Initially, I spent a week in the hospital. I had a complex surgery to repair the bone and tendons that were severely damaged. I lost track of day and night. Sleep came only after exhaustion. Of course, nothing fights sleep as valiantly as searing pain. 3 hours was the max. I mean max. The fibula repair pain dulled to discomfort after about 3 days, but the tendons. Holy shit. The tendons. The three medial tendons had been detached and then reattached, along with an artificial tendon, all held together with a titanium device, screwed into the tibia.
If I moved anything on my body, it pierced my reality.
It happened during the first game and I didn’t want to be a distraction to the rest of the team, so I asked the coaches to forbid the boys from taking time away from their training to fiddle with me. The same was true with my parents. They had traveled across the world..not to sit in the hospital beside me, but to see all that is Israel. Really, what could they do? The boys did play valiantly though. They played their guts out. They took Gold in 7s and Bronze in 15s.
My coach would visit me and said the only (best) thing he could say, “I’m so sorry for you.” What else is there to convey? We had a laugh and watched a sweaty resident use what looked like hedge clipping shears remove one of the casts from my leg. He should be arrested for torture. Are you fucking kidding me? In the end, Shawn took the massive vice and did it himself, much to our delight.
A note about talking to people that are injured – I sure as hell don’t care about that one time when you did that, what’s it called, and then came out of it and had to go back for that, where’s that place..sorry, I don’t give a shit about what happened to you. Not right now. Not while I can’t walk.
I don’t want to hear, “Oh, you’ll be fine..” Because who can honestly say that? What is ‘fine’ after all. You don’t know. I mean, if the 60 year old chief of the orthopedic department of the largest hospital in the country doesn’t know, how the hell do you? Exactly. You don’t.
I don’t want you to sit there and stare at me. Its awkward and I can’t run away.

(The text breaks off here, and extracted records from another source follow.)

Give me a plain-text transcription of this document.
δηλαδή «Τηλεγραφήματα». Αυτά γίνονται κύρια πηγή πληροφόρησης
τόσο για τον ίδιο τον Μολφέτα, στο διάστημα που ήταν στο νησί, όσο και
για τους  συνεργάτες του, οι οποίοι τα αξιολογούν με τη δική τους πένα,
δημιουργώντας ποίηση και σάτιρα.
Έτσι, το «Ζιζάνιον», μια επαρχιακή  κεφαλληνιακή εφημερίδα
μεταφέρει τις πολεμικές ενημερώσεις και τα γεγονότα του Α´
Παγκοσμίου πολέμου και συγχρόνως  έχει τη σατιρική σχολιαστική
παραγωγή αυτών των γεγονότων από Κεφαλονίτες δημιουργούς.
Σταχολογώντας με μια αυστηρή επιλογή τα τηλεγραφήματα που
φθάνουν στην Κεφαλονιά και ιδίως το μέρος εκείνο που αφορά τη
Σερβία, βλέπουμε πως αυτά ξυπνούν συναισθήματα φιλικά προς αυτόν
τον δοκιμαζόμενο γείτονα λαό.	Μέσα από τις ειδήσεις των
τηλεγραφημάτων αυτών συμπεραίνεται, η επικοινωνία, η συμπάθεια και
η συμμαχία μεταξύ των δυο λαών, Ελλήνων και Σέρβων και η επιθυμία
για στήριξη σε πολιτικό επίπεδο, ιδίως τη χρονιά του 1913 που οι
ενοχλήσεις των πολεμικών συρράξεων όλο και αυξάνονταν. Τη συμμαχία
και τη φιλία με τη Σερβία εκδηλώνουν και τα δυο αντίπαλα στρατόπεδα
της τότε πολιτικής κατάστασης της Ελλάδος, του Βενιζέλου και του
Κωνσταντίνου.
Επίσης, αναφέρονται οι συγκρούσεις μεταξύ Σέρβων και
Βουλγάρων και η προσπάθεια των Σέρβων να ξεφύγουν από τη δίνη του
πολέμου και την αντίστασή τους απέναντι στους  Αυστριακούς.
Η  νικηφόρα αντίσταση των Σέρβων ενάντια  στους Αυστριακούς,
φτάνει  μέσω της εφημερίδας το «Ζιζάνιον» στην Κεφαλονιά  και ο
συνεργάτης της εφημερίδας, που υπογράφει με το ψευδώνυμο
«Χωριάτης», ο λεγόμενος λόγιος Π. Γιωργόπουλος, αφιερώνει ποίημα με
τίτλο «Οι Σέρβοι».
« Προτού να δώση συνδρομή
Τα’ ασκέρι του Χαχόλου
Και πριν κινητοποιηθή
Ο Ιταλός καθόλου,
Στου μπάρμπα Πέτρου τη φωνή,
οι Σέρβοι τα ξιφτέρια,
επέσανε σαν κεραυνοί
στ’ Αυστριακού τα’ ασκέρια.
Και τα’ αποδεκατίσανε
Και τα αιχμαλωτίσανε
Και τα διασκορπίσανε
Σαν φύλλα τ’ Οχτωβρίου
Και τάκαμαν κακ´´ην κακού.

The vulnerability I experienced in the hospital was overwhelming. From having to pee in a jar and sometimes spilling it on myself to eating food that looks to be made from plastic to not sleeping for days to not eating waiting for surgery to being in extreme pain to not having been able to crap in days from the pain medication to trying to pantomime what a blanket is because the nurse doesn’t speak your language..to the shear numbness of my disappointment.
To say it was humbling and defeating is an understatement.
I thank the universe for my dear friends Haddas and Guy Dotan and their 3 beautiful children, who cared for me upon my release from the hospital. His parents have a wonderful home with a guest house in Hoffit, right on the Mediterranean. The guest apartment was clean and cool and quiet. Perfect. He was so patient with me and would check in with me as often as there was a chance, to see if I needed anything or if there was anything he could help with. Haddas was the best host and those miniatures..I loved having them come to say hello and laugh and run all around. I am ever grateful.
The following week the woman I was to meet in Ukraine changed her plans and flew to Israel instead. While it was beautiful, I felt pretty damned weird. We had not seen each other in 10 years. I am American and live my life in Los Angeles. She is Russian and lives her life in Chelyabinsk. I was high as a kite on pain meds and starving for communication with a human. I couldn’t sleep. I struggled with doing most anything beyond laying there and making sure that foot did not move. I couldn’t carry a cup of coffee. I felt like I was packing for college in preparation to make love. The fact she came to see me at all, knowing my current state, is a miracle.
In spite of my injury, she was still amazing. She was just so easy to be around. She to was ever patient and cared for me like few people I have ever known. In my head, sometimes I felt unworthy.
Remember that the entire US delegation and my family have now been gone for two weeks and I can’t fly with my leg in its current condition. I must wait one more.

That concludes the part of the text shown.